But is using credit cards during a recession a good idea? Well, it depends on your situation.
The danger of credit card debt
If a recession hits and you lose your job, you might have to use your credit cards to pay your bills in the absence of your regular paycheck. And in that case, you should really do your very best to limit your credit card charges to essential expenses only.
But if you can avoid using your credit cards during a period of unemployment, that may be a better option. That way, you won’t have to worry about accruing debt and getting stuck with a world of interest charges.
Also, too much credit card debt can damage your credit score. So can falling behind on your monthly payments. If you find yourself out of a job, and you have money in a savings account to fall back on, you should attempt to go easy on your credit card usage until you’re gainfully employed again.
Now if a recession hits but your income isn’t impacted in any way, then you can probably continue using credit cards as you normally would. But be careful to avoid racking up balances you can’t pay in full.

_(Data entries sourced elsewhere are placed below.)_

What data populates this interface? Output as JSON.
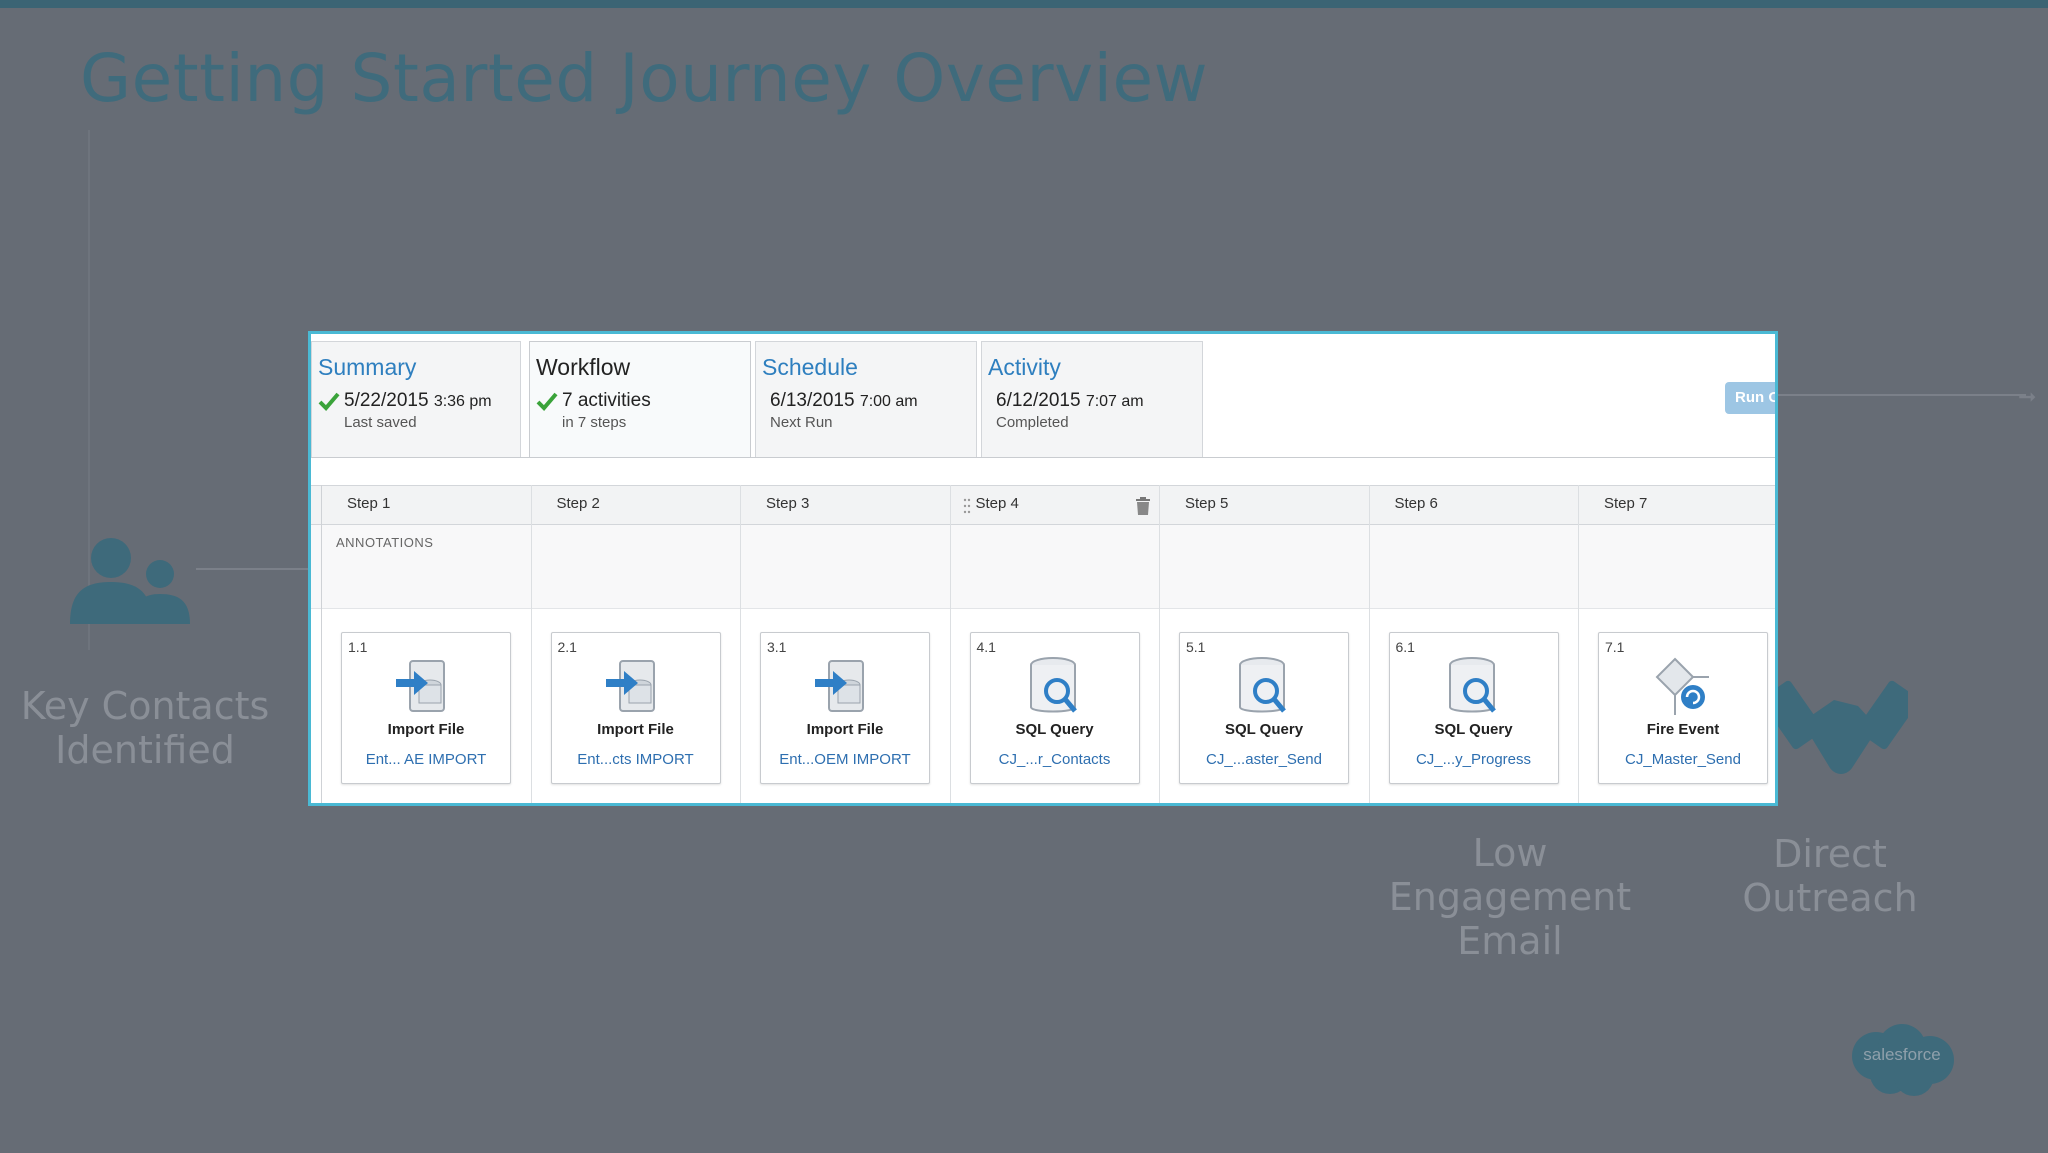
{
  "slide": {
    "title": "Getting Started Journey Overview",
    "labels": {
      "key_contacts": "Key Contacts Identified",
      "low_engagement": "Low Engagement Email",
      "direct_outreach": "Direct Outreach"
    },
    "logo_text": "salesforce"
  },
  "tabs": [
    {
      "title": "Summary",
      "main": "5/22/2015",
      "time": "3:36 pm",
      "sub": "Last saved",
      "checked": true
    },
    {
      "title": "Workflow",
      "main": "7 activities",
      "time": "",
      "sub": "in 7 steps",
      "checked": true
    },
    {
      "title": "Schedule",
      "main": "6/13/2015",
      "time": "7:00 am",
      "sub": "Next Run",
      "checked": false
    },
    {
      "title": "Activity",
      "main": "6/12/2015",
      "time": "7:07 am",
      "sub": "Completed",
      "checked": false
    }
  ],
  "run_button": "Run O",
  "annotations_label": "ANNOTATIONS",
  "steps": [
    {
      "label": "Step 1",
      "num": "1.1",
      "type": "Import File",
      "name": "Ent... AE IMPORT",
      "icon": "import-file-icon"
    },
    {
      "label": "Step 2",
      "num": "2.1",
      "type": "Import File",
      "name": "Ent...cts IMPORT",
      "icon": "import-file-icon"
    },
    {
      "label": "Step 3",
      "num": "3.1",
      "type": "Import File",
      "name": "Ent...OEM IMPORT",
      "icon": "import-file-icon"
    },
    {
      "label": "Step 4",
      "num": "4.1",
      "type": "SQL Query",
      "name": "CJ_...r_Contacts",
      "icon": "sql-query-icon"
    },
    {
      "label": "Step 5",
      "num": "5.1",
      "type": "SQL Query",
      "name": "CJ_...aster_Send",
      "icon": "sql-query-icon"
    },
    {
      "label": "Step 6",
      "num": "6.1",
      "type": "SQL Query",
      "name": "CJ_...y_Progress",
      "icon": "sql-query-icon"
    },
    {
      "label": "Step 7",
      "num": "7.1",
      "type": "Fire Event",
      "name": "CJ_Master_Send",
      "icon": "fire-event-icon"
    }
  ],
  "colors": {
    "background": "#666c75",
    "accent_border": "#4ab9d4",
    "link": "#2e6fb0",
    "title": "#3f6b7c"
  }
}
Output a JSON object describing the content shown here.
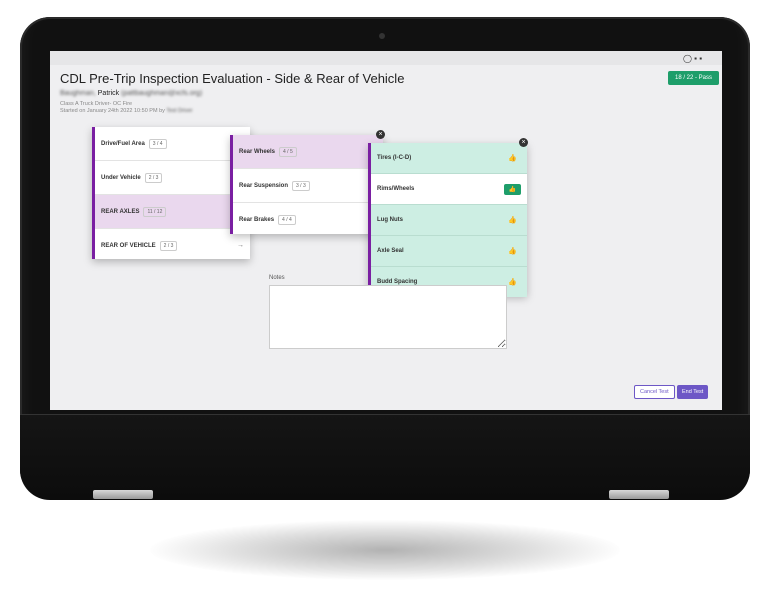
{
  "page": {
    "title": "CDL Pre-Trip Inspection Evaluation - Side & Rear of Vehicle",
    "score_badge": "18 / 22 - Pass",
    "candidate": {
      "name_blurred": "Baughman,",
      "name_visible": "Patrick",
      "email_blurred": "(pattbaughman@xcfs.org)"
    },
    "meta_line1": "Class A Truck Driver- OC Fire",
    "meta_line2": "Started on January 24th 2022 10:50 PM by",
    "meta_line2_blur": "Test Driver"
  },
  "categories": [
    {
      "label": "Drive/Fuel Area",
      "count": "3 / 4",
      "selected": false
    },
    {
      "label": "Under Vehicle",
      "count": "2 / 3",
      "selected": false
    },
    {
      "label": "REAR AXLES",
      "count": "11 / 12",
      "selected": true
    },
    {
      "label": "REAR OF VEHICLE",
      "count": "2 / 3",
      "selected": false
    }
  ],
  "subcategories": [
    {
      "label": "Rear Wheels",
      "count": "4 / 5",
      "selected": true
    },
    {
      "label": "Rear Suspension",
      "count": "3 / 3",
      "selected": false
    },
    {
      "label": "Rear Brakes",
      "count": "4 / 4",
      "selected": false
    }
  ],
  "items": [
    {
      "label": "Tires (I-C-D)"
    },
    {
      "label": "Rims/Wheels"
    },
    {
      "label": "Lug Nuts"
    },
    {
      "label": "Axle Seal"
    },
    {
      "label": "Budd Spacing"
    }
  ],
  "notes_label": "Notes",
  "buttons": {
    "cancel": "Cancel Test",
    "end": "End Test"
  },
  "icons": {
    "thumbs_up": "👍",
    "close": "×",
    "arrow": "→"
  },
  "colors": {
    "accent": "#7a1fa2",
    "pass": "#1e9e6a",
    "primary": "#6d57c6"
  }
}
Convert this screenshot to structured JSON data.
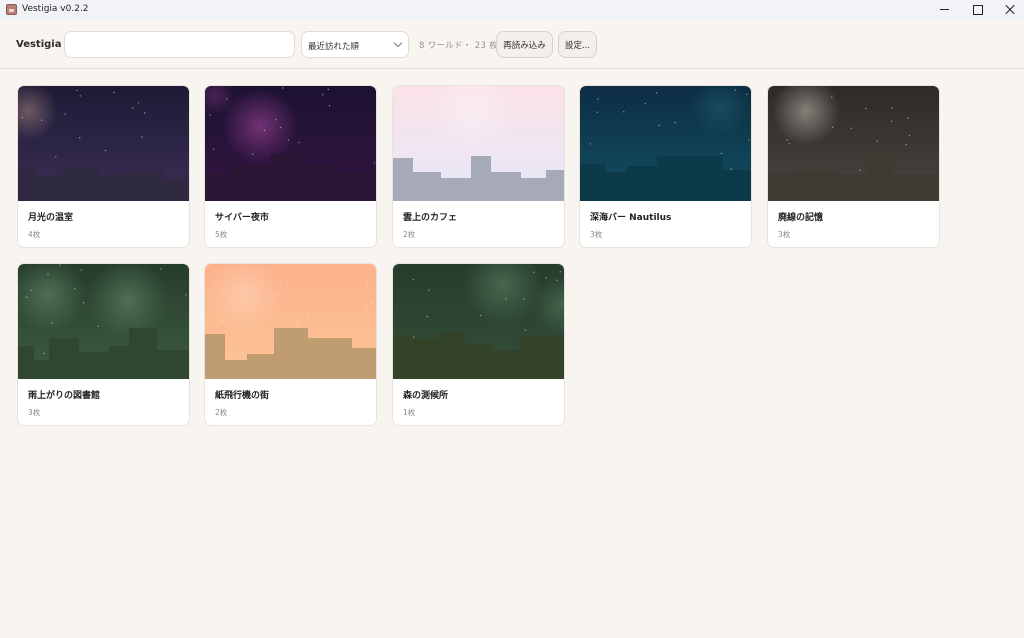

As mentioned earlier, the Fed is intent on cooling inflation, and we could see more interest rate hikes come down the pike in 2023. Those could make credit card balances more expensive.
Don’t put yourself in a position where you have to rely on credit cards
If you lose your job during a recession and can’t pay your bills out of savings, then continuously swiping a credit card may be your only choice. But it’s better to not put yourself in that position. Instead, work on building yourself an emergency fund while you’re still employed so you have cash reserves to fall back on.
Even if you’re only able to save up a few thousand dollars before losing your job, that, combined with unemployment benefits, could keep you afloat until you’re hired elsewhere. And that could help you avoid credit card debt and the consequences that come with it.